Imagine what you want to do consistently, and then imagine that you’re doing a 2xs harder version of it. How do you feel about your original routine now? It must be easy. And you will have no problem doing it consistently.

Pushing your limits incrementally doesn’t just help you get better at what you want to do, it also makes the base-level habits and routines easier and less daunting.

  • When you push yourself to run ten miles from time to time, running three miles on a normal day becomes easy in comparison.
  • When you challenge yourself to write 3,000 words for a day every week, writing 1,000 words the other days produces less resistance.
  • When you frequently pick a more challenging song for your guitar practice, the regular practice sessions become effortless.

Just like Bruce Lee had said:

Don’t pray for an easy life, pray for the strength to endure the difficult one.

Highly disciplined people live with it and so should you if you want to develop more self-discipline in your work and life.

Learn from what seems easy to you

You can set priorities and rules. You can develop a strict schedule that tracks your time down to the minute. You can announce your goals on social media in hope of getting motivated by peer pressure (truth: no one cares).
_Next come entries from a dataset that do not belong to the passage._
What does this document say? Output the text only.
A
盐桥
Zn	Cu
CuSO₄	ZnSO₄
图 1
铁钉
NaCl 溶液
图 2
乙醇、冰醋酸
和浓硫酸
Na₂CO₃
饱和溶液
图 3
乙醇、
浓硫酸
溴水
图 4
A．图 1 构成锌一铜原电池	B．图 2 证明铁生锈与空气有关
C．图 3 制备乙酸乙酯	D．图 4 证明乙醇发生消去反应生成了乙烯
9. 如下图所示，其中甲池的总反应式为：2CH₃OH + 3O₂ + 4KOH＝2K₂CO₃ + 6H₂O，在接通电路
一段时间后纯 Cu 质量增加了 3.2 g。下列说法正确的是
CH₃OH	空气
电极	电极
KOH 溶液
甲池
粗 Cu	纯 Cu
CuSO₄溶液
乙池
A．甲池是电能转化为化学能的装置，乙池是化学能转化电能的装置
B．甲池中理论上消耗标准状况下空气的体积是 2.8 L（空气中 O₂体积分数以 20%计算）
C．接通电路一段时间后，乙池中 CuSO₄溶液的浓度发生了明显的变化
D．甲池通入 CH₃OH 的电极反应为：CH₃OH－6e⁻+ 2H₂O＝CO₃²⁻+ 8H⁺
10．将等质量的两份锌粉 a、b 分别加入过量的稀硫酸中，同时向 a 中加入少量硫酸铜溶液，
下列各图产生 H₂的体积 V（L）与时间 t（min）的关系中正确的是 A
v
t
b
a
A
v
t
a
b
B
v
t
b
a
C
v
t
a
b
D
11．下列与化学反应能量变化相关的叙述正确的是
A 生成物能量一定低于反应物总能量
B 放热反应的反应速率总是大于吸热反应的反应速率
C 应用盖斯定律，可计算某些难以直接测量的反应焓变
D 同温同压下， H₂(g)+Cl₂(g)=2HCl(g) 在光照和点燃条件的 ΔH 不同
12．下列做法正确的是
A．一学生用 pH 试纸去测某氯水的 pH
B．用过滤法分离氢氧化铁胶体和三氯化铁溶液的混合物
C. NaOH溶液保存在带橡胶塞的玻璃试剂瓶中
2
But these tactics only work when you get the fundamental psychology right. So as a recap, here is what you can do if the tactics you’ve read elsewhere have yet to work for you:

  1. Focus on building habits rather than depending on motivation
  2. Act with a zen-like calm mind instead of a cocktail of emotions
  3. Stop optimizing to make things easier instead, make things more challenging for growth.

Here is a relieving truth: you’re already doing these things in some areas of your life without noticing it. For example, it’s easy for me to keep intermittent fasting as a habit with a calm mental state, while at the same time, challenging my body from time to time. But it’s hard for me to do the same when it comes to writing (Yes, I still need to get more disciplined in my writing habits).

Observe your routines and think about how you already implement these three mental shifts in other areas of your life. How did that make you feel? And then think about how you can do the same in the areas of your life that you care the most about.